Asthma and COPD are obstructive pulmonary diseases that have affected millions of people all over the world.39 They are two diseases with differences in etiology, symptoms, type of airway inflammation, inflammatory cells, mediators, consequences of inflammation, response to therapy and course.39 The similarities in airway inflammation in severe asthma and COPD and good response to combination therapies in both diseases suggest that they may share some pathophysiologic characteristics.40,41

We next turned to inspect the miRNA-mediated pathways between asthma-COPD. Both hsa-let-7a (differentially expressed in patients with severe asthma42) and hsa-let-7b play important roles in asthma by targeting pro-inflammatory pathways.29 We found two meta-paths, including hsa-let-7a-CASP3-CCND1-hsa-mir-20a and hsa-let-7b-CCND2-FOXO4-hsa-mir-499a between asthma and COPD, via mpDisNet (Fig. 7). Genetic studies and in vitro observations have shown potential associations of CCND1 and CCND2 with asthma and COPD.4345 In addition, CASP3 was reported to play a functional role in airway epithelial apoptosis46,47 and pro-inflammatory cytokines (FOXO4) may contribute to regulation of muscle atrophy and smooth muscle cell migration.48,49 Altogether, miRNA-mediated airway epithelial apoptosis and pro-inflammatory cytokine pathways (hsa-let-7a and hsa-let-7b) may offer potential mechanisms for the overlapping syndrome between asthma and COPD. In addition, several mpDisNet-predicted meta-paths, such as hsa-mir-148b-ADAM33-PGD-hsa-mir-1 and hsa-mir-221-ACTB-BUB1-hsa-mir-196a (Fig. 7) may offer new pathobiological pathways to explain the asthma-COPD comorbidity as well.5054

Fig. 7.

Fig. 7

Network-based identification of miRNA-mediated pathobiological pathways between COPD and asthma. Networks illustrate the relevant miRNA sets between COPD and asthma. The overlapping area of the two sets represents the commonly overlapped miRNAs between COPD and asthma within the human protein–protein interactome network model. The subnetwork is identified by searching the meta-paths from the human protein–protein interactome network through the random walk of miRNAs between COPD and asthma. Four meta-path M1 (disease–miRNA–gene–gene–miRNA–disease) random walks between COPD and asthma validated by literature data are highlighted

Discussion

Understanding of disease–disease relationships is important for the diagnosis, prevention, and treatment of the human disease. Most of the existing comorbid data are from the medical records analysis of clinical patients.3 This method requires a large amount of data calculation and has many interference factors. Recent remarkable development of systems biology technologies and network medicine approaches raised possibilities to predict disease comorbidities from human protein–protein interactome.2,3 In order to integrate biological networks to predict disease–disease relationships, we presented a network-based methodology, termed mpDisNet, to infer disease–disease relationships from miRNA regulatory network perspective.

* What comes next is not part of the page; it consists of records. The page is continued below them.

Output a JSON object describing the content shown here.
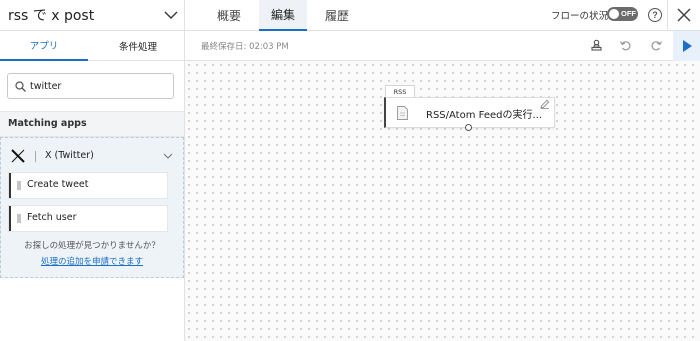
{
  "header": {
    "flow_title": "rss で x post",
    "tabs": [
      {
        "label": "概要",
        "active": false
      },
      {
        "label": "編集",
        "active": true
      },
      {
        "label": "履歴",
        "active": false
      }
    ],
    "flow_status_label": "フローの状況",
    "toggle_state": "OFF",
    "help_label": "?"
  },
  "toolbar": {
    "sidebar_tabs": [
      {
        "label": "アプリ",
        "active": true
      },
      {
        "label": "条件処理",
        "active": false
      }
    ],
    "last_saved": "最終保存日: 02:03 PM"
  },
  "sidebar": {
    "search": {
      "value": "twitter",
      "placeholder": ""
    },
    "matching_header": "Matching apps",
    "app": {
      "name": "X (Twitter)"
    },
    "actions": [
      {
        "label": "Create tweet"
      },
      {
        "label": "Fetch user"
      }
    ],
    "not_found_text": "お探しの処理が見つかりませんか？",
    "request_link": "処理の追加を申請できます"
  },
  "canvas": {
    "node": {
      "tag": "RSS",
      "label": "RSS/Atom Feedの実行..."
    }
  },
  "colors": {
    "accent": "#1a6fc9",
    "toggle_off": "#6b6b6b",
    "panel_bg": "#eef3f8"
  },
  "icons": [
    "chevron-down-icon",
    "help-icon",
    "close-icon",
    "stamp-icon",
    "undo-icon",
    "redo-icon",
    "play-icon",
    "search-icon",
    "x-logo-icon",
    "grip-icon",
    "document-icon",
    "edit-icon"
  ]
}
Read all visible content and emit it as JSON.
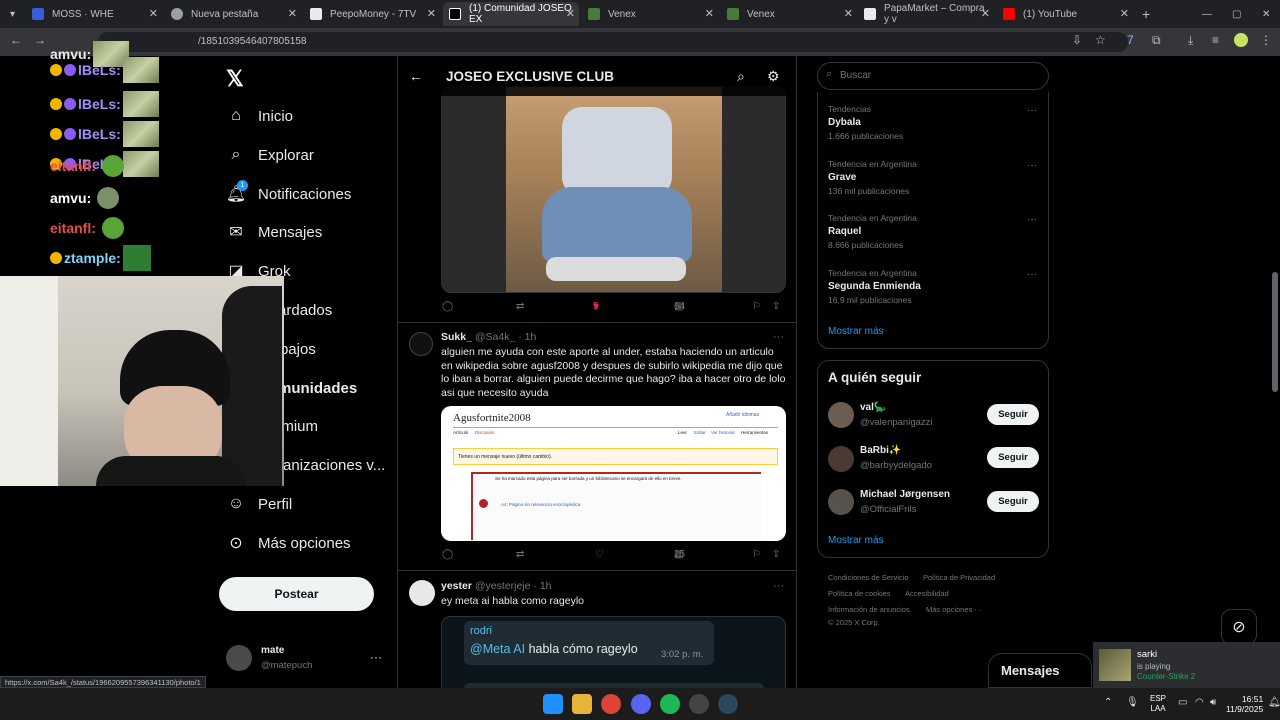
{
  "browser": {
    "tabs": [
      {
        "label": "MOSS · WHE"
      },
      {
        "label": "Nueva pestaña"
      },
      {
        "label": "PeepoMoney - 7TV"
      },
      {
        "label": "(1) Comunidad JOSEO EX"
      },
      {
        "label": "Venex"
      },
      {
        "label": "Venex"
      },
      {
        "label": "PapaMarket – Compra y v"
      },
      {
        "label": "(1) YouTube"
      }
    ],
    "url": "/1851039546407805158",
    "status_url": "https://x.com/Sa4k_/status/1966209557396341130/photo/1"
  },
  "stream_chat": [
    {
      "user": "amvu:"
    },
    {
      "user": "lBeLs:"
    },
    {
      "user": "lBeLs:"
    },
    {
      "user": "lBeLs:"
    },
    {
      "user": "lBeLs:"
    },
    {
      "user": "eitanfl:"
    },
    {
      "user": "amvu:"
    },
    {
      "user": "eitanfl:"
    },
    {
      "user": "ztample:"
    }
  ],
  "nav": {
    "items": [
      "Inicio",
      "Explorar",
      "Notificaciones",
      "Mensajes",
      "Grok",
      "Guardados",
      "Trabajos",
      "Comunidades",
      "Premium",
      "Organizaciones v...",
      "Perfil",
      "Más opciones"
    ],
    "notif_count": "1",
    "post_label": "Postear",
    "account_name": "mate",
    "account_handle": "@matepuch"
  },
  "timeline": {
    "title": "JOSEO EXCLUSIVE CLUB",
    "tweet0": {
      "likes": "5",
      "views": "64"
    },
    "tweet1": {
      "name": "Sukk_",
      "handle": "@Sa4k_",
      "time": "· 1h",
      "text": "alguien me ayuda con este aporte al under, estaba haciendo un articulo en wikipedia sobre agusf2008 y despues de subirlo wikipedia me dijo que lo iban a borrar. alguien puede decirme que hago? iba a hacer otro de lolo asi que necesito ayuda",
      "wiki_title": "Agusfortnite2008",
      "wiki_tabs": [
        "Artículo",
        "Discusión"
      ],
      "wiki_actions": [
        "Leer",
        "Editar",
        "Ver historial",
        "Herramientas"
      ],
      "wiki_lang": "Añadir idiomas",
      "wiki_notice": "Tienes un mensaje nuevo (último cambio).",
      "wiki_del_text": "Se ha marcado esta página para ser borrada y un bibliotecario se encargará de ello en breve.",
      "wiki_a4": "A4: Página sin relevancia enciclopédica.",
      "views": "25"
    },
    "tweet2": {
      "name": "yester",
      "handle": "@yesterjeje",
      "time": "· 1h",
      "text": "ey meta ai habla como rageylo",
      "chat_sender": "rodri",
      "chat_mention": "@Meta AI",
      "chat_msg": "habla cómo rageylo",
      "chat_time": "3:02 p. m."
    }
  },
  "sidebar": {
    "search_placeholder": "Buscar",
    "trends": [
      {
        "context": "Tendencias",
        "name": "Dybala",
        "count": "1.666 publicaciones"
      },
      {
        "context": "Tendencia en Argentina",
        "name": "Grave",
        "count": "136 mil publicaciones"
      },
      {
        "context": "Tendencia en Argentina",
        "name": "Raquel",
        "count": "8.666 publicaciones"
      },
      {
        "context": "Tendencia en Argentina",
        "name": "Segunda Enmienda",
        "count": "16,9 mil publicaciones"
      }
    ],
    "show_more": "Mostrar más",
    "who_to_follow": "A quién seguir",
    "follow": [
      {
        "name": "val🦕",
        "handle": "@valenpanigazzi"
      },
      {
        "name": "BaRbi✨",
        "handle": "@barbyydelgado"
      },
      {
        "name": "Michael Jørgensen",
        "handle": "@OfficialFrils"
      }
    ],
    "follow_label": "Seguir",
    "footer": [
      "Condiciones de Servicio",
      "Política de Privacidad",
      "Política de cookies",
      "Accesibilidad",
      "Información de anuncios",
      "Más opciones ···",
      "© 2025 X Corp."
    ]
  },
  "messages_drawer": "Mensajes",
  "discord_popup": {
    "name": "sarki",
    "status": "is playing",
    "game": "Counter-Strike 2"
  },
  "taskbar": {
    "lang": "ESP",
    "lang2": "LAA",
    "time": "16:51",
    "date": "11/9/2025"
  }
}
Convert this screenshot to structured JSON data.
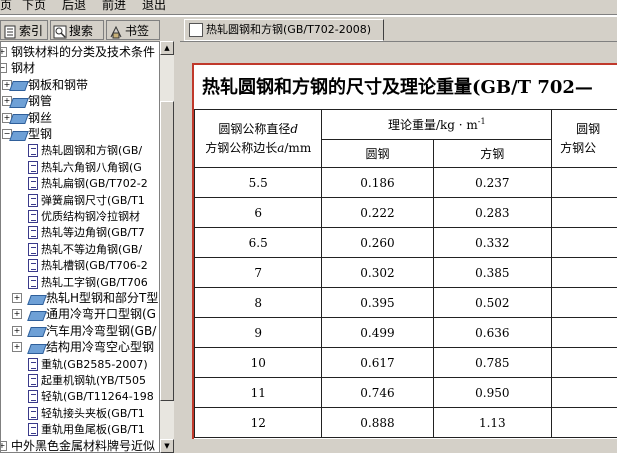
{
  "menu": {
    "items": [
      "页",
      "下页",
      "后退",
      "前进",
      "退出"
    ]
  },
  "left_tabs": [
    {
      "label": "索引",
      "icon": "index-icon"
    },
    {
      "label": "搜索",
      "icon": "search-icon"
    },
    {
      "label": "书签",
      "icon": "bookmark-icon"
    }
  ],
  "tree": {
    "items": [
      {
        "label": "钢铁材料的分类及技术条件",
        "level": 0,
        "kind": "folder",
        "expander": "plus"
      },
      {
        "label": "钢材",
        "level": 0,
        "kind": "folder",
        "expander": "minus"
      },
      {
        "label": "钢板和钢带",
        "level": 1,
        "kind": "book",
        "expander": "plus"
      },
      {
        "label": "钢管",
        "level": 1,
        "kind": "book",
        "expander": "plus"
      },
      {
        "label": "钢丝",
        "level": 1,
        "kind": "book",
        "expander": "plus"
      },
      {
        "label": "型钢",
        "level": 1,
        "kind": "book",
        "expander": "minus"
      },
      {
        "label": "热轧圆钢和方钢(GB/",
        "level": 2,
        "kind": "page",
        "selected": true
      },
      {
        "label": "热轧六角钢八角钢(G",
        "level": 2,
        "kind": "page"
      },
      {
        "label": "热轧扁钢(GB/T702-2",
        "level": 2,
        "kind": "page"
      },
      {
        "label": "弹簧扁钢尺寸(GB/T1",
        "level": 2,
        "kind": "page"
      },
      {
        "label": "优质结构钢冷拉钢材",
        "level": 2,
        "kind": "page"
      },
      {
        "label": "热轧等边角钢(GB/T7",
        "level": 2,
        "kind": "page"
      },
      {
        "label": "热轧不等边角钢(GB/",
        "level": 2,
        "kind": "page"
      },
      {
        "label": "热轧槽钢(GB/T706-2",
        "level": 2,
        "kind": "page"
      },
      {
        "label": "热轧工字钢(GB/T706",
        "level": 2,
        "kind": "page"
      },
      {
        "label": "热轧H型钢和部分T型",
        "level": 2,
        "kind": "book",
        "expander": "plus"
      },
      {
        "label": "通用冷弯开口型钢(G",
        "level": 2,
        "kind": "book",
        "expander": "plus"
      },
      {
        "label": "汽车用冷弯型钢(GB/",
        "level": 2,
        "kind": "book",
        "expander": "plus"
      },
      {
        "label": "结构用冷弯空心型钢",
        "level": 2,
        "kind": "book",
        "expander": "plus"
      },
      {
        "label": "重轨(GB2585-2007)",
        "level": 2,
        "kind": "page"
      },
      {
        "label": "起重机钢轨(YB/T505",
        "level": 2,
        "kind": "page"
      },
      {
        "label": "轻轨(GB/T11264-198",
        "level": 2,
        "kind": "page"
      },
      {
        "label": "轻轨接头夹板(GB/T1",
        "level": 2,
        "kind": "page"
      },
      {
        "label": "重轨用鱼尾板(GB/T1",
        "level": 2,
        "kind": "page"
      },
      {
        "label": "中外黑色金属材料牌号近似",
        "level": 0,
        "kind": "folder",
        "expander": "plus"
      }
    ]
  },
  "doc_tab": {
    "label": "热轧圆钢和方钢(GB/T702-2008)"
  },
  "document": {
    "title": "热轧圆钢和方钢的尺寸及理论重量(GB/T 702—",
    "header_col1_line1": "圆钢公称直径",
    "header_col1_var1": "d",
    "header_col1_line2": "方钢公称边长",
    "header_col1_var2": "a",
    "header_col1_unit": "/mm",
    "header_weight": "理论重量/kg · m",
    "header_weight_exp": "-1",
    "header_round": "圆钢",
    "header_square": "方钢",
    "header_col4_line1": "圆钢",
    "header_col4_line2": "方钢公",
    "rows": [
      {
        "size": "5.5",
        "round": "0.186",
        "square": "0.237"
      },
      {
        "size": "6",
        "round": "0.222",
        "square": "0.283"
      },
      {
        "size": "6.5",
        "round": "0.260",
        "square": "0.332"
      },
      {
        "size": "7",
        "round": "0.302",
        "square": "0.385"
      },
      {
        "size": "8",
        "round": "0.395",
        "square": "0.502"
      },
      {
        "size": "9",
        "round": "0.499",
        "square": "0.636"
      },
      {
        "size": "10",
        "round": "0.617",
        "square": "0.785"
      },
      {
        "size": "11",
        "round": "0.746",
        "square": "0.950"
      },
      {
        "size": "12",
        "round": "0.888",
        "square": "1.13"
      }
    ]
  },
  "colors": {
    "selected_highlight": "#d4d0c8",
    "page_border": "#c0392b",
    "book_icon": "#6ea0d6"
  }
}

Specifically, we constructed a comprehensive, multi-layer biological network connecting diseases, miRNA, and genes. We employed a skip-gram algorithm to obtain the multidimensional feature vectors of disease and then calculated the disease–disease similarities from the reduced informative multidimensional vectors. We demonstrated that mpDisNet can identify both clinically reported and new disease–disease associations, outperforming miRNA-overlap measure. Moreover, mpDisNet offers miRNA-mediated pathobiological pathways by searching miRNA meta-paths from the human protein–protein interactome, as we showcased for lung cancer-associated asthma and asthma-COPD. However, comprehensive validation for more mpDisNet-predicted disease–disease relationships are warranted in the future.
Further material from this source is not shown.